Looks can be deceptive. While this glass-rich 125-footer has all the breezy openness of a sun-seeking superyacht, she has the rugged construction, endless 5,000-mile range and stay-off-the-grid functionality of a globe-girding explorer.
This is Emocean, the first luxury offering from Italian work-boat builder Rosetti Marino Group and its new superyacht division Rosetti Superyachts. Launched just last year for a seasoned European boating couple, she was designed to go far and wide, in the utmost comfort, capability and safety.
“Emocean has the looks of a stylish superyacht, but the strong bones and true capability of an explorer,” Andrea Giora, Rosetti Superyachts commercial director tells Robb Report during a tour of the yacht at this week’s Palm Beach International Boat Show.
Much of Emocean’s capability is down to the pedigree of the Ravenna-based shipyard. For almost a century, Rosetti Marino has been turning out gritty, no-nonsense, oceangoing, commercial vessels for the oil and gas exploration market.
You can see the yacht’s commercial-grade pedigree in its heavy-duty steel construction, its efficiency-improving bulbous bow and round bilge design.
The hull and exterior design were the work of Italian naval architects Hydro Tec. The firm balanced the strength of the steel hull with aluminum for the yacht’s superstructure to reduce weight and lower its center of gravity.

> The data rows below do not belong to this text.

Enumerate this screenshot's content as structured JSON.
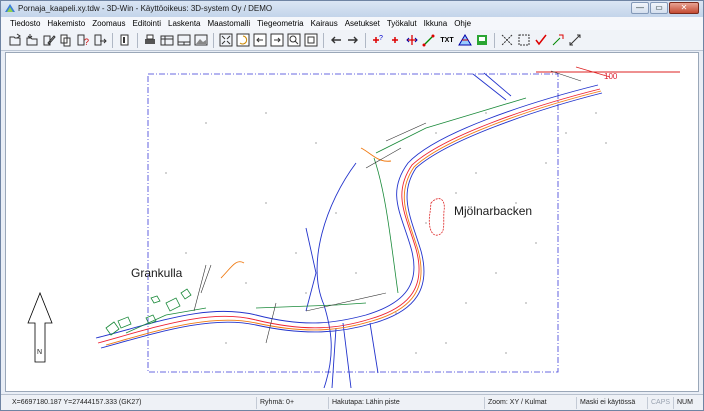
{
  "window": {
    "title": "Pornaja_kaapeli.xy.tdw - 3D-Win - Käyttöoikeus: 3D-system Oy / DEMO"
  },
  "window_buttons": {
    "minimize": "—",
    "maximize": "▭",
    "close": "✕"
  },
  "menu": [
    {
      "label": "Tiedosto"
    },
    {
      "label": "Hakemisto"
    },
    {
      "label": "Zoomaus"
    },
    {
      "label": "Editointi"
    },
    {
      "label": "Laskenta"
    },
    {
      "label": "Maastomalli"
    },
    {
      "label": "Tiegeometria"
    },
    {
      "label": "Kairaus"
    },
    {
      "label": "Asetukset"
    },
    {
      "label": "Työkalut"
    },
    {
      "label": "Ikkuna"
    },
    {
      "label": "Ohje"
    }
  ],
  "toolbar": {
    "txt_label": "TXT"
  },
  "map": {
    "labels": {
      "granskulla": "Grankulla",
      "mjolnarbacken": "Mjölnarbacken",
      "north": "N",
      "scale": "100"
    }
  },
  "status": {
    "coordinates": "X=6697180.187  Y=27444157.333   (GK27)",
    "group": "Ryhmä: 0+",
    "search_mode": "Hakutapa: Lähin piste",
    "zoom": "Zoom: XY  /  Kulmat",
    "mask": "Maski ei käytössä",
    "caps": "CAPS",
    "num": "NUM"
  }
}
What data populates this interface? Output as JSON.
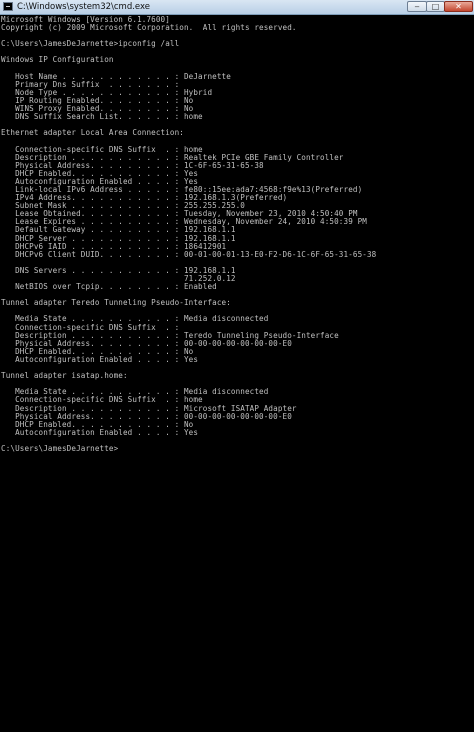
{
  "window": {
    "title": "C:\\Windows\\system32\\cmd.exe",
    "minimize_glyph": "‒",
    "maximize_glyph": "□",
    "close_glyph": "✕",
    "icon": "cmd-icon",
    "colors": {
      "background": "#000000",
      "text": "#c0c0c0",
      "close_button": "#c4472f"
    }
  },
  "console": {
    "lines": [
      "Microsoft Windows [Version 6.1.7600]",
      "Copyright (c) 2009 Microsoft Corporation.  All rights reserved.",
      "",
      "C:\\Users\\JamesDeJarnette>ipconfig /all",
      "",
      "Windows IP Configuration",
      "",
      "   Host Name . . . . . . . . . . . . : DeJarnette",
      "   Primary Dns Suffix  . . . . . . . :",
      "   Node Type . . . . . . . . . . . . : Hybrid",
      "   IP Routing Enabled. . . . . . . . : No",
      "   WINS Proxy Enabled. . . . . . . . : No",
      "   DNS Suffix Search List. . . . . . : home",
      "",
      "Ethernet adapter Local Area Connection:",
      "",
      "   Connection-specific DNS Suffix  . : home",
      "   Description . . . . . . . . . . . : Realtek PCIe GBE Family Controller",
      "   Physical Address. . . . . . . . . : 1C-6F-65-31-65-38",
      "   DHCP Enabled. . . . . . . . . . . : Yes",
      "   Autoconfiguration Enabled . . . . : Yes",
      "   Link-local IPv6 Address . . . . . : fe80::15ee:ada7:4568:f9e%13(Preferred)",
      "   IPv4 Address. . . . . . . . . . . : 192.168.1.3(Preferred)",
      "   Subnet Mask . . . . . . . . . . . : 255.255.255.0",
      "   Lease Obtained. . . . . . . . . . : Tuesday, November 23, 2010 4:50:40 PM",
      "   Lease Expires . . . . . . . . . . : Wednesday, November 24, 2010 4:50:39 PM",
      "   Default Gateway . . . . . . . . . : 192.168.1.1",
      "   DHCP Server . . . . . . . . . . . : 192.168.1.1",
      "   DHCPv6 IAID . . . . . . . . . . . : 186412901",
      "   DHCPv6 Client DUID. . . . . . . . : 00-01-00-01-13-E0-F2-D6-1C-6F-65-31-65-38",
      "",
      "   DNS Servers . . . . . . . . . . . : 192.168.1.1",
      "                                       71.252.0.12",
      "   NetBIOS over Tcpip. . . . . . . . : Enabled",
      "",
      "Tunnel adapter Teredo Tunneling Pseudo-Interface:",
      "",
      "   Media State . . . . . . . . . . . : Media disconnected",
      "   Connection-specific DNS Suffix  . :",
      "   Description . . . . . . . . . . . : Teredo Tunneling Pseudo-Interface",
      "   Physical Address. . . . . . . . . : 00-00-00-00-00-00-00-E0",
      "   DHCP Enabled. . . . . . . . . . . : No",
      "   Autoconfiguration Enabled . . . . : Yes",
      "",
      "Tunnel adapter isatap.home:",
      "",
      "   Media State . . . . . . . . . . . : Media disconnected",
      "   Connection-specific DNS Suffix  . : home",
      "   Description . . . . . . . . . . . : Microsoft ISATAP Adapter",
      "   Physical Address. . . . . . . . . : 00-00-00-00-00-00-00-E0",
      "   DHCP Enabled. . . . . . . . . . . : No",
      "   Autoconfiguration Enabled . . . . : Yes",
      "",
      "C:\\Users\\JamesDeJarnette>"
    ]
  }
}
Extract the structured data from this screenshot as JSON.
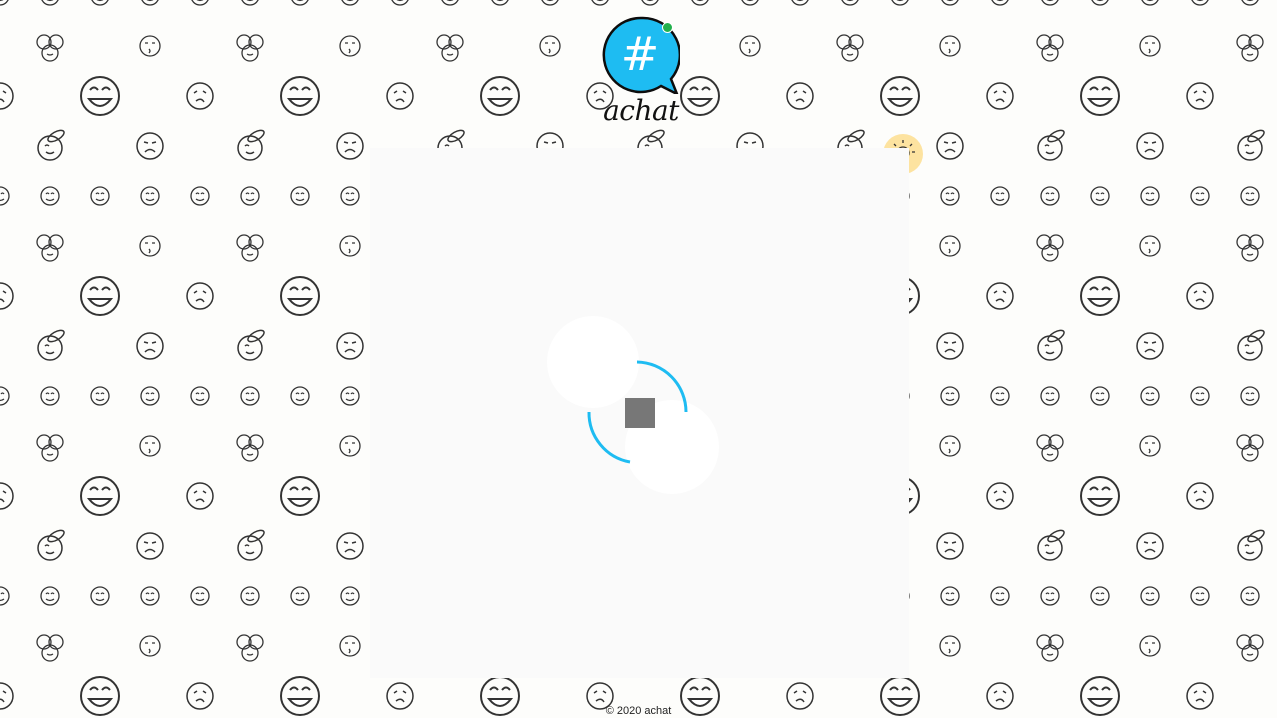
{
  "app": {
    "logo_symbol": "#",
    "logo_word": "achat",
    "logo_color": "#1ebcf2",
    "online_indicator_color": "#22b14c"
  },
  "hint": {
    "icon": "lightbulb-icon",
    "background": "#fde3a0"
  },
  "loader": {
    "state": "loading",
    "accent": "#1ebcf2"
  },
  "footer": {
    "copyright": "© 2020 achat"
  }
}
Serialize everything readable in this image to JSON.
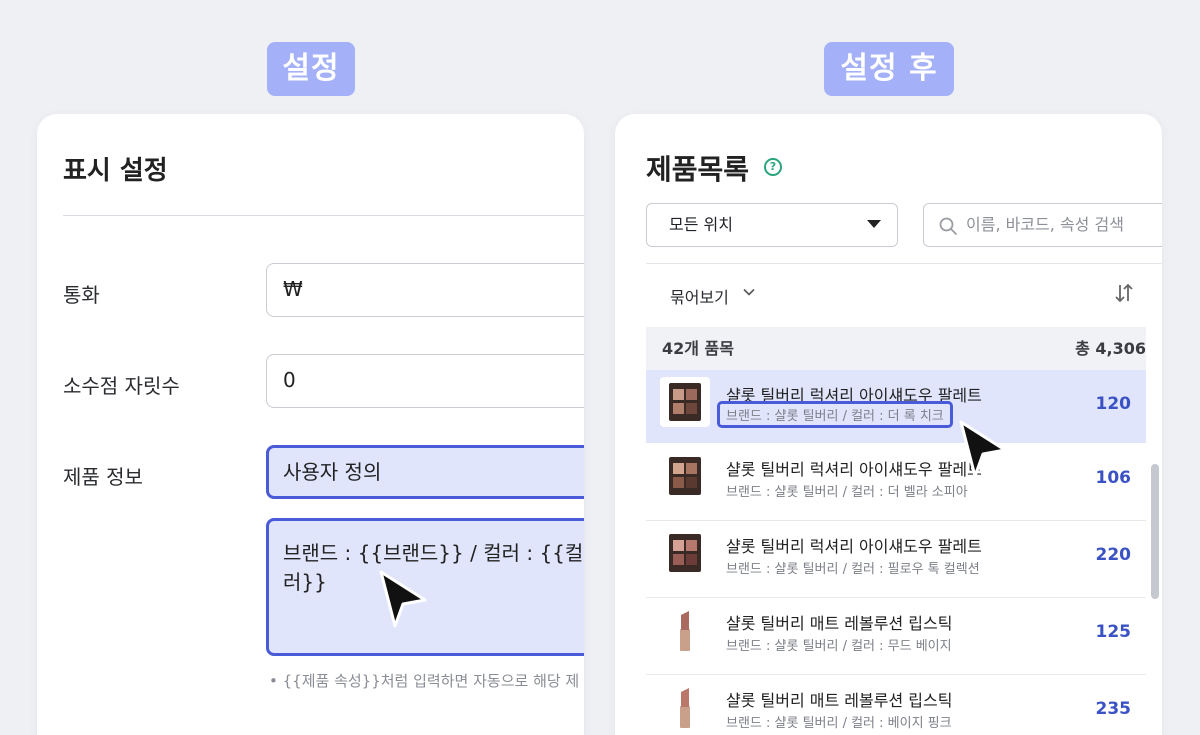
{
  "labels": {
    "left_tag": "설정",
    "right_tag": "설정 후"
  },
  "settings": {
    "title": "표시 설정",
    "rows": [
      {
        "label": "통화",
        "value": "₩"
      },
      {
        "label": "소수점 자릿수",
        "value": "0"
      },
      {
        "label": "제품 정보",
        "value": "사용자 정의"
      }
    ],
    "template_text": "브랜드 : {{브랜드}} / 컬러 : {{컬러}}",
    "hint": "• {{제품 속성}}처럼 입력하면 자동으로 해당 제"
  },
  "product_list": {
    "title": "제품목록",
    "help_icon": "?",
    "location_select": "모든 위치",
    "search_placeholder": "이름, 바코드, 속성 검색",
    "group_by": "묶어보기",
    "count_label": "42개 품목",
    "total_label": "총 4,306",
    "items": [
      {
        "name": "샬롯 틸버리 럭셔리 아이섀도우 팔레트",
        "sub": "브랜드 : 샬롯 틸버리 / 컬러 : 더 록 치크",
        "qty": "120",
        "icon": "eyeshadow-palette"
      },
      {
        "name": "샬롯 틸버리 럭셔리 아이섀도우 팔레트",
        "sub": "브랜드 : 샬롯 틸버리 / 컬러 : 더 벨라 소피아",
        "qty": "106",
        "icon": "eyeshadow-palette"
      },
      {
        "name": "샬롯 틸버리 럭셔리 아이섀도우 팔레트",
        "sub": "브랜드 : 샬롯 틸버리 / 컬러 : 필로우 톡 컬렉션",
        "qty": "220",
        "icon": "eyeshadow-palette"
      },
      {
        "name": "샬롯 틸버리 매트 레볼루션 립스틱",
        "sub": "브랜드 : 샬롯 틸버리 / 컬러 : 무드 베이지",
        "qty": "125",
        "icon": "lipstick"
      },
      {
        "name": "샬롯 틸버리 매트 레볼루션 립스틱",
        "sub": "브랜드 : 샬롯 틸버리 / 컬러 : 베이지 핑크",
        "qty": "235",
        "icon": "lipstick"
      }
    ]
  },
  "colors": {
    "accent": "#4a5bd9",
    "highlight_bg": "#e1e5fc",
    "tag_bg": "#a4b0f7",
    "qty": "#3b52c4",
    "help": "#2aa57a"
  }
}
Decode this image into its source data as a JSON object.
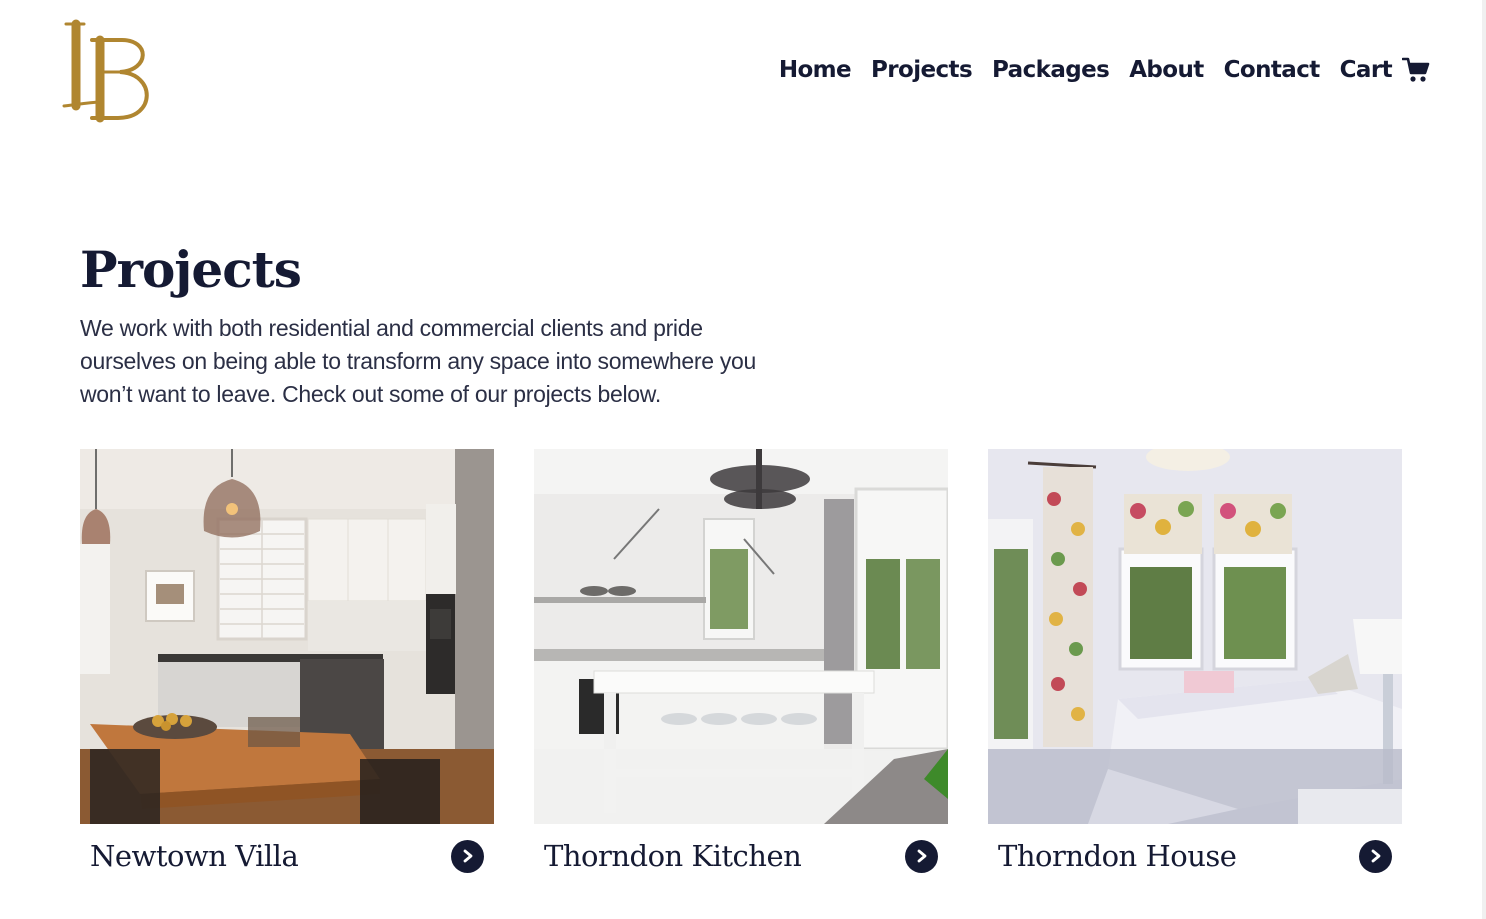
{
  "brand": {
    "logo_text": "LB",
    "color": "#b08630"
  },
  "nav": {
    "items": [
      {
        "label": "Home"
      },
      {
        "label": "Projects"
      },
      {
        "label": "Packages"
      },
      {
        "label": "About"
      },
      {
        "label": "Contact"
      }
    ],
    "cart": {
      "label": "Cart",
      "icon": "cart-icon"
    }
  },
  "page": {
    "title": "Projects",
    "intro": "We work with both residential and commercial clients and pride ourselves on being able to transform any space into somewhere you won’t want to leave. Check out some of our projects below."
  },
  "projects": [
    {
      "title": "Newtown Villa",
      "icon": "chevron-right-icon"
    },
    {
      "title": "Thorndon Kitchen",
      "icon": "chevron-right-icon"
    },
    {
      "title": "Thorndon House",
      "icon": "chevron-right-icon"
    }
  ],
  "colors": {
    "text": "#151a33",
    "accent": "#b08630",
    "background": "#ffffff"
  }
}
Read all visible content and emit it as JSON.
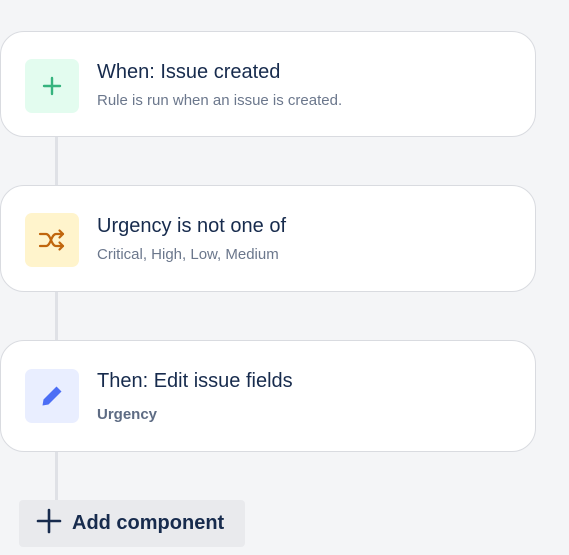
{
  "steps": [
    {
      "id": "trigger",
      "icon": "plus-icon",
      "color": "#36b37e",
      "title": "When: Issue created",
      "subtitle": "Rule is run when an issue is created."
    },
    {
      "id": "condition",
      "icon": "shuffle-icon",
      "color": "#c0660d",
      "title": "Urgency is not one of",
      "subtitle": "Critical, High, Low, Medium"
    },
    {
      "id": "action",
      "icon": "pencil-icon",
      "color": "#4c6ef5",
      "title": "Then: Edit issue fields",
      "subtitle": "Urgency"
    }
  ],
  "add_component": {
    "label": "Add component",
    "icon": "plus-icon"
  }
}
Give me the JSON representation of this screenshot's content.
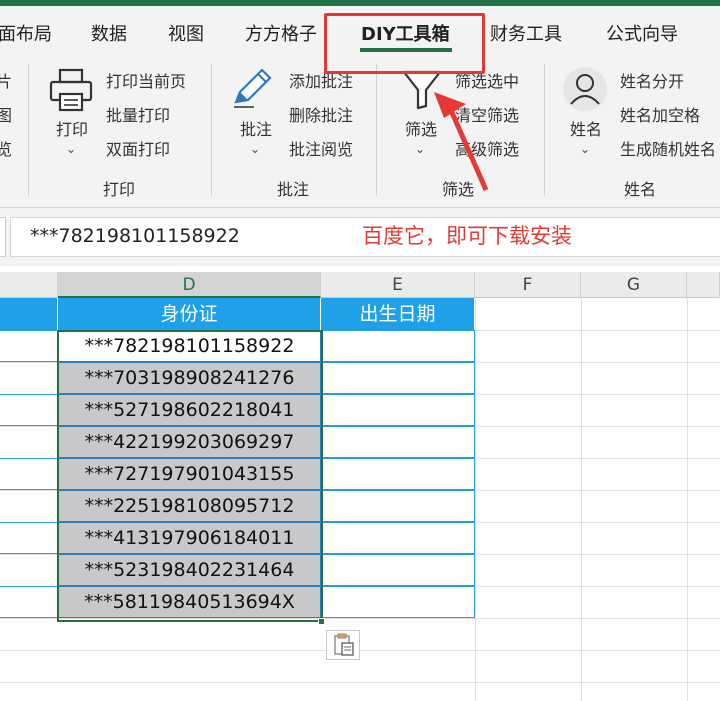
{
  "colors": {
    "accent": "#217346",
    "highlight": "#e53935",
    "table_header": "#1ea1e8"
  },
  "tabs": [
    {
      "label": "面布局"
    },
    {
      "label": "数据"
    },
    {
      "label": "视图"
    },
    {
      "label": "方方格子"
    },
    {
      "label": "DIY工具箱",
      "active": true
    },
    {
      "label": "财务工具"
    },
    {
      "label": "公式向导"
    }
  ],
  "ribbon": {
    "left_partial": [
      "片",
      "图",
      "览"
    ],
    "print_group": {
      "big_button": "打印",
      "items": [
        "打印当前页",
        "批量打印",
        "双面打印"
      ],
      "label": "打印"
    },
    "comment_group": {
      "big_button": "批注",
      "items": [
        "添加批注",
        "删除批注",
        "批注阅览"
      ],
      "label": "批注"
    },
    "filter_group": {
      "big_button": "筛选",
      "items": [
        "筛选选中",
        "清空筛选",
        "高级筛选"
      ],
      "label": "筛选"
    },
    "name_group": {
      "big_button": "姓名",
      "items": [
        "姓名分开",
        "姓名加空格",
        "生成随机姓名"
      ],
      "label": "姓名"
    }
  },
  "formula_bar": {
    "value": "***782198101158922"
  },
  "annotation": "百度它，即可下载安装",
  "columns": [
    "D",
    "E",
    "F",
    "G"
  ],
  "table": {
    "headers": [
      "身份证",
      "出生日期"
    ],
    "ids": [
      "***782198101158922",
      "***703198908241276",
      "***527198602218041",
      "***422199203069297",
      "***727197901043155",
      "***225198108095712",
      "***413197906184011",
      "***523198402231464",
      "***58119840513694X"
    ]
  }
}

The twin, smaller-than-usual 800-horsepower MAN diesels, sip just 16 gallons an hour at the yacht’s 12-mph cruising speed. Her max is 15mph. They can take the yacht over 5,000 miles on a tank.
But what goes against Emocean’s explorer yacht persona is all that glass in the hull sides. “One of the owners’ key requirements was that the yacht should be filled with light,” says Giora. “Everywhere they walk in the yacht, they want to feel connected with the water through windows.” One positively breathtaking—literally—use of glass is in the yacht’s upper-deck interior. In a walkway into a salon area, a seven-by-five-foot section of flooring has been replaced with clear glass. Walking across it for the first time, and peering down into a lower deck ten feet below, is guaranteed to make you gasp.
Glass also fronts the centerpiece of the main deck’s standout feature, the 150-bottle wine cellar. Installing mirrors on the ceiling visually doubles the height.
From the stern, you pass the beach club with its comfy sofas, and take the grand steps up on to the main level deck. One level above—reached by a dramatic floating staircase—and you’re into the main entertaining area.
A word about the furnishings. The owners are dedicated vegans who demanded no leathers and furs and no plastic whatsoever in the interior. “When the owners cruised Emocean to the Caribbean recently, they took their family and friends to different beaches to collect and dispose of any plastic trash they found,” says Giora.
What about all those teak decks on the boat? According to Giora, the owners visited the METS marine equipment show in Amsterdam to meet the synthetic teak-decking manufacturers.
“They really tried not to use teak, but in the end just didn’t find an alternative that provided the grip, the feel underfoot, and heat resistance,” says Giora. “Maybe next time.”
Inside, Emocean has accommodation for 12 guests in five cabins comprised of a main-deck master suite and four lower-deck guest cabins. That master is a standout with its full-beam space, expansive his-and-hers bathrooms, walk-in closet, private waterfront balcony, and separate office.
“The owners hate being in port or marinas, so the focus is on self-sufficiency at anchor,” says Giora. “She has zero-speed stabilizers to reduce any roll, and no fewer than five fridge-freezers, two washing machines, and two dryers.”
After her Palm Beach showing, Emocean will head back to the Mediterranean for the summer season. For the few times the owners are not aboard, the yacht will be available for charter through Camper & Nicholsons at $160,000 a week.